Rivas was also active as a journalist and writer. He contributed to La Flecha and El Nacional of Iquique, and wrote for La Ley under the pseudonym "Perdican". He founded the Radical newspaper La Época in 1920 and, with Eduardo Phillips, established El Nuevo Siglo. He also wrote plays and short stories and was among the founders of the Society of Theatrical Authors.

== Political career ==
A member of the Radical Party, Rivas served as one of the secretaries of Germán Riesco's presidential campaign. During the presidency of Juan Luis Sanfuentes, he was sent to Europe to study military organization and spent more than two years studying at the École Militaire and a school of political science. After returning to Chile, he published a work on international law that was subsequently used as a textbook.
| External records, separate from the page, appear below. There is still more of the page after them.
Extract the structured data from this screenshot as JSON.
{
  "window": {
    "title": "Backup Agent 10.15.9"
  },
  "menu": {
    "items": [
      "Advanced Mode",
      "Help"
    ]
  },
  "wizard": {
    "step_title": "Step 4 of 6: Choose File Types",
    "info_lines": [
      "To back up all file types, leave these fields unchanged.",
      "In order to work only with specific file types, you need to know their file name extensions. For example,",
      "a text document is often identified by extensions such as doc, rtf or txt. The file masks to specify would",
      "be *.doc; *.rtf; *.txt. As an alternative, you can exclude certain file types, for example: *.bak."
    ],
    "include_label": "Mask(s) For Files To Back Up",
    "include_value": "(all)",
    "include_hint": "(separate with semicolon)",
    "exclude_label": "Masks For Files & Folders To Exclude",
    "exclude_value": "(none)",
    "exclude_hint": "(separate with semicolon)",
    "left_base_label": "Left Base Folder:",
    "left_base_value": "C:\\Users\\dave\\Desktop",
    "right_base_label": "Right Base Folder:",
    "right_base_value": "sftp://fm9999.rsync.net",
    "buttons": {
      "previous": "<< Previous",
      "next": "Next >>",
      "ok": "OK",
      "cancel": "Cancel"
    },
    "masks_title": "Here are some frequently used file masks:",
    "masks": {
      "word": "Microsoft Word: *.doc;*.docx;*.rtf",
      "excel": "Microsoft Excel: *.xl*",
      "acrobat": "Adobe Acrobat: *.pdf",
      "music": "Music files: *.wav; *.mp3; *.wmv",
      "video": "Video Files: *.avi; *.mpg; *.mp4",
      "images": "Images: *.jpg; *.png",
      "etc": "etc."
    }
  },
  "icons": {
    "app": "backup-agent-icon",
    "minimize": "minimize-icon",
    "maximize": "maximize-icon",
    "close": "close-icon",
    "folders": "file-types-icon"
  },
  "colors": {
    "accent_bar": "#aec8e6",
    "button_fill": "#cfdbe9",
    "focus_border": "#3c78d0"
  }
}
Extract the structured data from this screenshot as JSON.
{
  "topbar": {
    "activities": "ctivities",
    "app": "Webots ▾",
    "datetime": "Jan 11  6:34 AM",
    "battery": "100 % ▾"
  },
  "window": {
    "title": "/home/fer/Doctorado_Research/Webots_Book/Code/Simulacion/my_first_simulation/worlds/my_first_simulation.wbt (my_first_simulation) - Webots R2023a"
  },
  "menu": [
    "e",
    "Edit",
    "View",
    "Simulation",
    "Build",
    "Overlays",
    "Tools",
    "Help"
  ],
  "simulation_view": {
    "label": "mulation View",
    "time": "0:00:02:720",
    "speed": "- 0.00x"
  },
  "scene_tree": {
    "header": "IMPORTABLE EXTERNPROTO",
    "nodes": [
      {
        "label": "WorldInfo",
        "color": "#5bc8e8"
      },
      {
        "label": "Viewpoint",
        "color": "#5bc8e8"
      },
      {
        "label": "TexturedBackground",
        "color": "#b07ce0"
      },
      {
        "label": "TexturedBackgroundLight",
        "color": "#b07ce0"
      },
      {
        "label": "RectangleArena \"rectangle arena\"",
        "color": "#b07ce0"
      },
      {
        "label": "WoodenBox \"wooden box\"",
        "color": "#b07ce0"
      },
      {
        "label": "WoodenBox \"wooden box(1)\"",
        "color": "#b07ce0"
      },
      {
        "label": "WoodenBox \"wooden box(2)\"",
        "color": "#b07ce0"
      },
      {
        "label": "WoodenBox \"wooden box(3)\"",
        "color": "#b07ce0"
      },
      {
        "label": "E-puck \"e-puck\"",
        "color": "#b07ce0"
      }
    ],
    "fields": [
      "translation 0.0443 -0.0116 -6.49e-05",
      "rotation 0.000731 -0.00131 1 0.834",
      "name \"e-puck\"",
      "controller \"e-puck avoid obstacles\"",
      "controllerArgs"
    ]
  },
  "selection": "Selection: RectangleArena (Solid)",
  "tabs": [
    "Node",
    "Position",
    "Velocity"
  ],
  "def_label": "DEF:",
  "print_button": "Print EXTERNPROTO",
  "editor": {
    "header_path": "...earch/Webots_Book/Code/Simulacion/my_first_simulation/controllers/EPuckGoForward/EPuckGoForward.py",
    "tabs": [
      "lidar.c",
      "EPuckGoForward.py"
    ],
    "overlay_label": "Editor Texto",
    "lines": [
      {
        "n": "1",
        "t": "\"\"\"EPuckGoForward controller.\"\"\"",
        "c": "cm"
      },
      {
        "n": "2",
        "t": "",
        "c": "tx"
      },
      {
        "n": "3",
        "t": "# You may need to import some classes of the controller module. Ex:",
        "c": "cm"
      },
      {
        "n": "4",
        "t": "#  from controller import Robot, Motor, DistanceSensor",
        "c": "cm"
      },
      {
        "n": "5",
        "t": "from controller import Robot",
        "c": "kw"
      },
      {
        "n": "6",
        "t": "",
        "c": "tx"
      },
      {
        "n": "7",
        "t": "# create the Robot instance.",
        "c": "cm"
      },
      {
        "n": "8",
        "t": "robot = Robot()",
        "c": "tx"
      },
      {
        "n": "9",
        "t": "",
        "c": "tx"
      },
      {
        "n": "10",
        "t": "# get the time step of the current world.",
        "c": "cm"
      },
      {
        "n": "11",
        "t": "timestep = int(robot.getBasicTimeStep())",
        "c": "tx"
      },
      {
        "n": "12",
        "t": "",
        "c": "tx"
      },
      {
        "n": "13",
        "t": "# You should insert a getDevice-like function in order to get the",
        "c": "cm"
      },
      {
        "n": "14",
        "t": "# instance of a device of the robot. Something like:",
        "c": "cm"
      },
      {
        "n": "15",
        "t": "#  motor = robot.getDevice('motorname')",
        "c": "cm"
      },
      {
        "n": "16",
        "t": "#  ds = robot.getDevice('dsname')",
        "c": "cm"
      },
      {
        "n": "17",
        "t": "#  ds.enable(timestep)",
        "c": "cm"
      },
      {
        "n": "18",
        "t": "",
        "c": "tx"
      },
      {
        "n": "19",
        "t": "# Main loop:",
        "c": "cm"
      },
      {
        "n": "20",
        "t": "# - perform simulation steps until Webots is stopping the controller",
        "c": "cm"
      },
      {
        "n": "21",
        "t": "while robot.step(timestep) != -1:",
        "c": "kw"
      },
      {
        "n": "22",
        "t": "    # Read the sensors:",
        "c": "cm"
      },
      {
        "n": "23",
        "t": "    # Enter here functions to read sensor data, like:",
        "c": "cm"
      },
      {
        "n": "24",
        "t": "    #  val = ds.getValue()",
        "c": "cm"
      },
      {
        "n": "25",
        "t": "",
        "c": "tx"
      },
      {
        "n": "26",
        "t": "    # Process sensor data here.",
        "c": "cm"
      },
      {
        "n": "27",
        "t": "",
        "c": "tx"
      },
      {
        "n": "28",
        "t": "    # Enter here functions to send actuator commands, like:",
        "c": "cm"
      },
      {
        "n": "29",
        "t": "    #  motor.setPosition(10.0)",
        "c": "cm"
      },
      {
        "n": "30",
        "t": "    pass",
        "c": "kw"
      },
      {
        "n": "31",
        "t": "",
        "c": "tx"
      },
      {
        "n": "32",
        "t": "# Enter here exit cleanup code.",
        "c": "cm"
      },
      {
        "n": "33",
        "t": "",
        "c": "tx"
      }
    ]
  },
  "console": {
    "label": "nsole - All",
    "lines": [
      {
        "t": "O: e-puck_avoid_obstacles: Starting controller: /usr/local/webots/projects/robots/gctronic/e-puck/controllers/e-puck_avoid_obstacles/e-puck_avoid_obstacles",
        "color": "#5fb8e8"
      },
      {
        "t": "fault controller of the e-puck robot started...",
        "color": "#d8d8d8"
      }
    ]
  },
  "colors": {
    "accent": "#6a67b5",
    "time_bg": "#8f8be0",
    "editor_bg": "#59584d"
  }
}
Rivas was elected to the Chamber of Deputies for Rere and Puchacay for the 1918–1921 term and was reelected in 1921 and 1924. He served as president of the Chamber from 2 June 1922 to 5 June 1923. During his parliamentary career, he served on committees dealing with foreign affairs and colonization, war and the navy, and the national budget.

Under President Arturo Alessandri, Rivas served as Minister of Foreign Affairs, Worship and Colonization from 14 June to 2 July 1923.

His final parliamentary term, scheduled to run from 1924 to 1927, was cut short when Congress was dissolved following the September 1924 coup.

During the first presidency of Carlos Ibáñez del Campo, Rivas lived in exile, returning to Chile in July 1931. He later served as intendant of Aconcagua Province from 1933 to 1935.

Rivas died in Santiago on 13 March 1938.